Hermann Rekerbs Installationen lassen bei so manchem Betrachter die Gedanken an ein gelebtes oder nicht gelebtes Spießbürgertum (wieder)aufleben. Seine skulpturalen Arbeiten bedienen sich oftmals Gegenständen, die wir eher einer Wohnzimmereinrichtung zuschreiben, als für ein White Cube taugliches Objekt halten würden. Teile eines Wandschrankes, Staubwedel, Sticklätzchen – Elemente wie diese werden in neuer Konstellation zusammengebaut oder umgeformt und erhalten dadurch einen Trophäen-artigen Charakter, als könnten sie wiederum selbst Wohnzimmerwände schmücken. In einer Vase baumeln plötzlich Zepter, eine ehemalige Schrankwand aus dunkler Eiche hängt als überdimensionierter Wimpel von einer Decke.
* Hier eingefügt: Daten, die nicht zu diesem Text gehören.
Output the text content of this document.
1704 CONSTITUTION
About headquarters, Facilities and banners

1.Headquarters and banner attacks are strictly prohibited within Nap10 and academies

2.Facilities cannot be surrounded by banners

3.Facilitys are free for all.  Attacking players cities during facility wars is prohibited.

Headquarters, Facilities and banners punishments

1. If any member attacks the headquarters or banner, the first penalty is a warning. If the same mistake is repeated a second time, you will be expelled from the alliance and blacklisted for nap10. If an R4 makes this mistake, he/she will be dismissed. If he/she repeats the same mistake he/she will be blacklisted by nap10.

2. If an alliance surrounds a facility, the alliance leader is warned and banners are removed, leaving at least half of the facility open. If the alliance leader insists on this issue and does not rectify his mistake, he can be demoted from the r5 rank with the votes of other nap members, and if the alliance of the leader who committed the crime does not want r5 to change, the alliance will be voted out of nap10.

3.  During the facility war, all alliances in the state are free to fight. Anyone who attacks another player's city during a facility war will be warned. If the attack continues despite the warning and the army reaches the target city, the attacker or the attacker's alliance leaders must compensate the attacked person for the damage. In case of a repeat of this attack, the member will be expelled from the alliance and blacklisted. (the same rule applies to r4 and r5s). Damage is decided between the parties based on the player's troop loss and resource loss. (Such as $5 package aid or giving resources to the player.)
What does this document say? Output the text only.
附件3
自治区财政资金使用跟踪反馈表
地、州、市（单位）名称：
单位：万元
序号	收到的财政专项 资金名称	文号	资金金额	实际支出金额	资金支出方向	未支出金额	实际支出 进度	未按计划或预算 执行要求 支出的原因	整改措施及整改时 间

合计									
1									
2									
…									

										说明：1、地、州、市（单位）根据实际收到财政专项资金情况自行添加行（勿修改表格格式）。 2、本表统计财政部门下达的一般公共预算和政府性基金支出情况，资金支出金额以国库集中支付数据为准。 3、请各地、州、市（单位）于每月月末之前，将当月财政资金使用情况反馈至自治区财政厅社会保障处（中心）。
Man merkt dem Künstler eine Vorliebe für Designgegenstände der 50er und 60er Jahre an und spürt seine Verbundenheit zu gut aussehenden Dingen. „Form follows function“ trifft für seine Arbeiten weniger zu. Sie haben meist keine Funktion, sind nur Kunst. Und dennoch gibt es das Motiv der „Brauchbarkeit“ in Hermann Rekerbs Werk. Einst stapelte er Holzscheite zu mehren Quadern übereinander, welche dann später stückweise in eine brennende Mülltonne wanderten, um lodernd im Feuer aufzugehen. Dabei war der Stapel so konzipiert, dass sich die rechteckigen Holzscheite zu einem perfekten Quader formten, ganz anders also, als man das womöglich aus seinem eigenen Vorgarten kennt. Das Objekt diente einer situativen Inszenierung und hatte eine durchaus reale Funktion, wenngleich die ästhetische Form des Stapels nichts mit der wärmenden Funktion des Holzes zu tun hatte.

Hermann Rekerbs Arbeiten lassen sich nicht über die verwendeten Gegenstände oder Teilgegenstände definieren, sie sind Teil eines künstlerischen Prozesses. Dabei greifen die verwendeten Elemente oftmals Motive aus dem häuslichen Umfeld auf und bringen eine private Seite zum Vorschein. Verstärkt wird dieses durch das Einbringen zufällig gefundener Dinge wie beispielsweise ein Notizzettel oder ein Tütchen mit Amphetaminresten, die durch die Integration in die Arbeit eine intime Spur zeichnen.